Он продолжал сидеть. Шея у него стала красной, такой же, как бант. Хорошо выбритые щеки блестели, наверное, еще раз брился перед интервью. Помолчав, Павлин хитро улыбнулся и как можно более коварно спросил:
– А почему бы вам не поинтересоваться у вашего посла?
– Мы хотим сопоставить его показания с вашими.
«Ну, теперь крути шариками, Павлин, – думал я. – Задачка посложнее. Ты должен сообразить, что, коли есть «показания», то должно быть и следствие.

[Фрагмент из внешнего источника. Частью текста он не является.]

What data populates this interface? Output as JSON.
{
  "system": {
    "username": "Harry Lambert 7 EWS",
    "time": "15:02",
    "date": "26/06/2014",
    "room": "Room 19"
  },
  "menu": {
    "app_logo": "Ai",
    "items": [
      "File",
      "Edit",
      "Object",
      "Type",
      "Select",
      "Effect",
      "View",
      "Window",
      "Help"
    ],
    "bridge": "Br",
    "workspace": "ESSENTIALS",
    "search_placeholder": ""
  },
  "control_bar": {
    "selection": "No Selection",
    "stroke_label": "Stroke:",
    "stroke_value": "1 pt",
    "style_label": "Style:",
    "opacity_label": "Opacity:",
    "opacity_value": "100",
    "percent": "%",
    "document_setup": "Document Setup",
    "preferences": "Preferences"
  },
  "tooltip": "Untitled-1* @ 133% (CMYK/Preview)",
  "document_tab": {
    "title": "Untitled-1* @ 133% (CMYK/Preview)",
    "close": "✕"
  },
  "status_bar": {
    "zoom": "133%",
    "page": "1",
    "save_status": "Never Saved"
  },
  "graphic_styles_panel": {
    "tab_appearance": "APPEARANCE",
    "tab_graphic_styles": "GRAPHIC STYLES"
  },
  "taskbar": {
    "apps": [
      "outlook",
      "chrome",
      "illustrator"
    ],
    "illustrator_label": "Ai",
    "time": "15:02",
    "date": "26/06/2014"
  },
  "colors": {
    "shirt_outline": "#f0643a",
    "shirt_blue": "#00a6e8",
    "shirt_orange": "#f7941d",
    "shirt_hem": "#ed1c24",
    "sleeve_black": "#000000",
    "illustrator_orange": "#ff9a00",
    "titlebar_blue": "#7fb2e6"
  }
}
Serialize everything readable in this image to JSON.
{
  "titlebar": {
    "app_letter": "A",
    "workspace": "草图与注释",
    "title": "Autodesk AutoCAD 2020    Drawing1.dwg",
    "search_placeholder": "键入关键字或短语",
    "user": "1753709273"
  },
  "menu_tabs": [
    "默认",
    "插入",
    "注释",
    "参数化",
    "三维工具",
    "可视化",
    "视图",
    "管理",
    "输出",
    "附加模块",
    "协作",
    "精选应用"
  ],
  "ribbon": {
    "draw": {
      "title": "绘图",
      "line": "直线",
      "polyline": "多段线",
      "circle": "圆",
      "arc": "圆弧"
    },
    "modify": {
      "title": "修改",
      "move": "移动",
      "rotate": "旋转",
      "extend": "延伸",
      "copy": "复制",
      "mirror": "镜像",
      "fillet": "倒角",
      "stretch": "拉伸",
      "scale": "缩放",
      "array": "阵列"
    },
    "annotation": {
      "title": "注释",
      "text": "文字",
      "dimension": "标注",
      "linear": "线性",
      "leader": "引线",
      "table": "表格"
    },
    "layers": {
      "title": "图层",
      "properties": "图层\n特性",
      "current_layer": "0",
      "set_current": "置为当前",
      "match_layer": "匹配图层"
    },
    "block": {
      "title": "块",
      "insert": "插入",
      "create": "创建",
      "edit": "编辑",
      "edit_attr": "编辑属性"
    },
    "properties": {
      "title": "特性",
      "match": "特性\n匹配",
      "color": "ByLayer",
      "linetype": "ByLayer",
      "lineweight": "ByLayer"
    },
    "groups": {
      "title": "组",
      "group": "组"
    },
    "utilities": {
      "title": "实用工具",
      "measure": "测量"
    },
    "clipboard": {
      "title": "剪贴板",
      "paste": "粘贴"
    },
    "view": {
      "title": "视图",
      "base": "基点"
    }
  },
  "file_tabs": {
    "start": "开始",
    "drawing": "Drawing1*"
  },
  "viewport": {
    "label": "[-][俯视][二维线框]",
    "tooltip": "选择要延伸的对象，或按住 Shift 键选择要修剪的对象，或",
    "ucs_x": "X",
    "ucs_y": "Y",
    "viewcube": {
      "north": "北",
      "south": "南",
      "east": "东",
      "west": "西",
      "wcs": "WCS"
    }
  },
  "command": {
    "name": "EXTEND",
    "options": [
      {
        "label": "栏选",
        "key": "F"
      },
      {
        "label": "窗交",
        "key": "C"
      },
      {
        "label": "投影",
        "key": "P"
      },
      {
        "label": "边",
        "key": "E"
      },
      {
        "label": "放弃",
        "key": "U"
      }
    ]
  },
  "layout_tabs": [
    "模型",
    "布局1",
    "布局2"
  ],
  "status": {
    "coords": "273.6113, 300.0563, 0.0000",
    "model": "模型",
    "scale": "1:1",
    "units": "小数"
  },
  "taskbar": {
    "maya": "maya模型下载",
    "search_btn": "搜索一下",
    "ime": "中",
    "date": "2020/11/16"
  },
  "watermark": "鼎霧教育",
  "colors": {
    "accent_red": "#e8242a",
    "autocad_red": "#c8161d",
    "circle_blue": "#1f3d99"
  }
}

И следствие проводит организация, которую ты знаешь».
Павлин среагировал быстро:
– Посол арестован? – спросил он.
«Молодец!» – похвалил я его про себя и вслух:
– Нет. Он в клинике.
– Он болен?
– Нет. Это специальная клиника. К нашему разговору это не имеет отношения.
«Сейчас он должен догадаться, что я имею в виду психлечебницу», – приготовился я.
– Я думал, в вашей стране уже отказались от преступной практики принудительной психиатрии, – голос Павлина налился медью.
– Это клиника не для душевнобольных. Это специальная клиника. Там лежат разные люди.
– И не всегда по собственной воле, – догадался Павлин. – Но вы забыли про мировое общественное мнение.
– Мировое, это верно, – согласился я. – В эту клинику помещены не только граждане нашей страны.
– Вы насильно запираете туда иностранцев?! – возмущению Павлина не было предела. – Вы воруете их?!
Я примирительно улыбнулся:
– Напрасно вы принимаете это близко к сердцу. Я вам уже сказал, это клиника не для душевнобольных.
В дверях дома появилась девочка лет десяти и позвала Павлина.
– Может быть, мы пройдем в дом? – неуверенно предложил он.
– Ответьте мне на мой вопрос. И я уйду.
– Ответить на ваш вопрос я не имею права. Иначе нарушу профессиональную этику. Хотя, впрочем, это не самое главное. Главное, что это государственная тайна.